The woman does not fit the stereotype of the African safari hunter. She is a person of modest means who had saved for some time to make the trip. She does not flit around the globe, shooting something here, something there, to check off a list or to mount on a wall. But she is a hunter, and she wanted to hunt game birds in Africa.
She told me a little about the hunting, but not much. What she wanted to tell me about were the people she encountered. She told me about African women carrying clay pots balanced on their heads, walking to a dried-up river and digging in the mud for hours to get water for their families. She told me about the young boys, the beaters, who would walk through the fields on cold mornings to flush birds for the hunters. They were often cold, these boys, she said. They didn’t have enough clothing.
When her party left its camp after two weeks, the woman left all of her clothing and shoes to the local families except for what she was wearing. As her truck pulled out of camp the last morning, the children ran behind for a long way, she said.
As she told me this, she began to cry.
“Those kids — I wanted to bring every one of them home with me,” she said through her tears.

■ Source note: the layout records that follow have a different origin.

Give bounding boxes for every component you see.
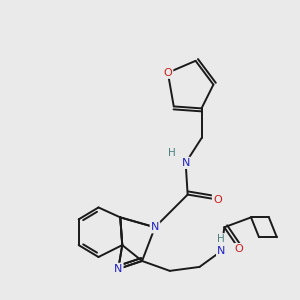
Text: H: H bbox=[168, 148, 176, 158]
Text: N: N bbox=[182, 158, 190, 168]
Text: H: H bbox=[218, 234, 225, 244]
Text: O: O bbox=[235, 244, 244, 254]
Text: N: N bbox=[217, 246, 226, 256]
Text: N: N bbox=[114, 264, 122, 274]
Text: N: N bbox=[151, 222, 159, 232]
Text: O: O bbox=[213, 194, 222, 205]
Text: O: O bbox=[164, 68, 172, 78]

I know this woman a little bit, enough to know she was a compassionate person before she traveled to Africa. She came from humble origins. She
doesn’t take things for granted. But it was clear that the safari had touched her in ways she might not have expected.
“Have you ever wanted to go to Africa?” she asked.
I told her I did not have a strong desire to go there.
“You should go,” she said. “Put that on your list.”
Every now and then, someone tells you something that rises above a casual recommendation and seems to border on wisdom.
Many who have seen something of the world cannot come home unchanged. If you have been in a Guatemalan woman’s hovel-like home with its dirt floors, if you have worked in an African city where you did not leave home without a driven escort, if you have stood in a hot plaza in Africa watching people stand in line for vouchers to buy food — once you have experienced those things, it puts your life in sharper perspective.
You can better understand the famous Mark Twain quote, “Travel is fatal to prejudice, bigotry, and narrow-mindedness.”
You might come home feeling that you are better off than you realized, and that maybe you could do something to improve the world right where you live.
Some have come home, acquired specific skills, and returned to places in the world where those skills are desperately needed.
My friend’s point was simply to go in the first place. What happens next will take care of itself.